Interactions of Hermitian and non-Hermitian Hamiltonians
Carl M. Bender, Hugh F. Jones

TL;DR
This paper investigates how coupling Hermitian and non-Hermitian PT-symmetric Hamiltonians affects their energy spectra, showing that energies remain real under weak coupling but become complex beyond a critical strength.
Contribution
It provides a detailed analysis of the spectral behavior when Hermitian and non-Hermitian Hamiltonians are coupled, including perturbative results for ground-state energies.
Findings
Energy remains real for small coupling strengths.
Energy becomes complex beyond a critical coupling value.
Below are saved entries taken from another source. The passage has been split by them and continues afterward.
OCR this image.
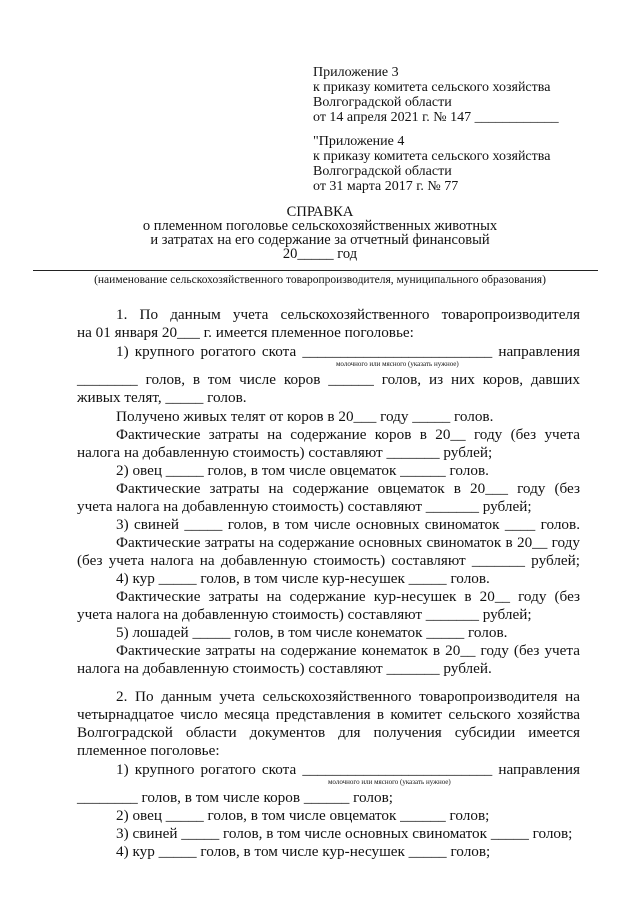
Приложение 3
к приказу комитета сельского хозяйства
Волгоградской области
от 14 апреля 2021 г. № 147 ____________
"Приложение 4
к приказу комитета сельского хозяйства
Волгоградской области
от 31 марта 2017 г. № 77
СПРАВКА
о племенном поголовье сельскохозяйственных животных
и затратах на его содержание за отчетный финансовый
20_____ год
(наименование сельскохозяйственного товаропроизводителя, муниципального образования)
1. По данным учета сельскохозяйственного товаропроизводителя
на 01 января 20___ г. имеется племенное поголовье:
1) крупного рогатого скота _________________________ направления
молочного или мясного (указать нужное)
________ голов, в том числе коров ______ голов, из них коров, давших
живых телят, _____ голов.
Получено живых телят от коров в 20___ году _____ голов.
Фактические затраты на содержание коров в 20__ году (без учета
налога на добавленную стоимость) составляют _______ рублей;
2) овец _____ голов, в том числе овцематок ______ голов.
Фактические затраты на содержание овцематок в 20___ году (без
учета налога на добавленную стоимость) составляют _______ рублей;
3) свиней _____ голов, в том числе основных свиноматок ____ голов.
Фактические затраты на содержание основных свиноматок в 20__ году
(без учета налога на добавленную стоимость) составляют _______ рублей;
4) кур _____ голов, в том числе кур-несушек _____ голов.
Фактические затраты на содержание кур-несушек в 20__ году (без
учета налога на добавленную стоимость) составляют _______ рублей;
5) лошадей _____ голов, в том числе конематок _____ голов.
Фактические затраты на содержание конематок в 20__ году (без учета
налога на добавленную стоимость) составляют _______ рублей.
2. По данным учета сельскохозяйственного товаропроизводителя на
четырнадцатое число месяца представления в комитет сельского хозяйства
Волгоградской области документов для получения субсидии имеется
племенное поголовье:
1) крупного рогатого скота _________________________ направления
молочного или мясного (указать нужное)
________ голов, в том числе коров ______ голов;
2) овец _____ голов, в том числе овцематок ______ голов;
3) свиней _____ голов, в том числе основных свиноматок _____ голов;
4) кур _____ голов, в том числе кур-несушек _____ голов;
Ground-state energy is real up to second-order perturbation theory.
Abstract
The coupling of non-Hermitian PT-symmetric Hamiltonians to standard Hermitian Hamiltonians, each of which individually has a real energy spectrum, is explored by means of a number of soluble models. It is found that in all cases the energy remains real for small values of the coupling constant, but becomes complex if the coupling becomes stronger than some critical value. For a quadratic non-Hermitian PT-symmetric Hamiltonian coupled to an arbitrary real Hermitian PT-symmetric Hamiltonian, the reality of the ground-state energy for small enough coupling constant is established up to second order in perturbation theory.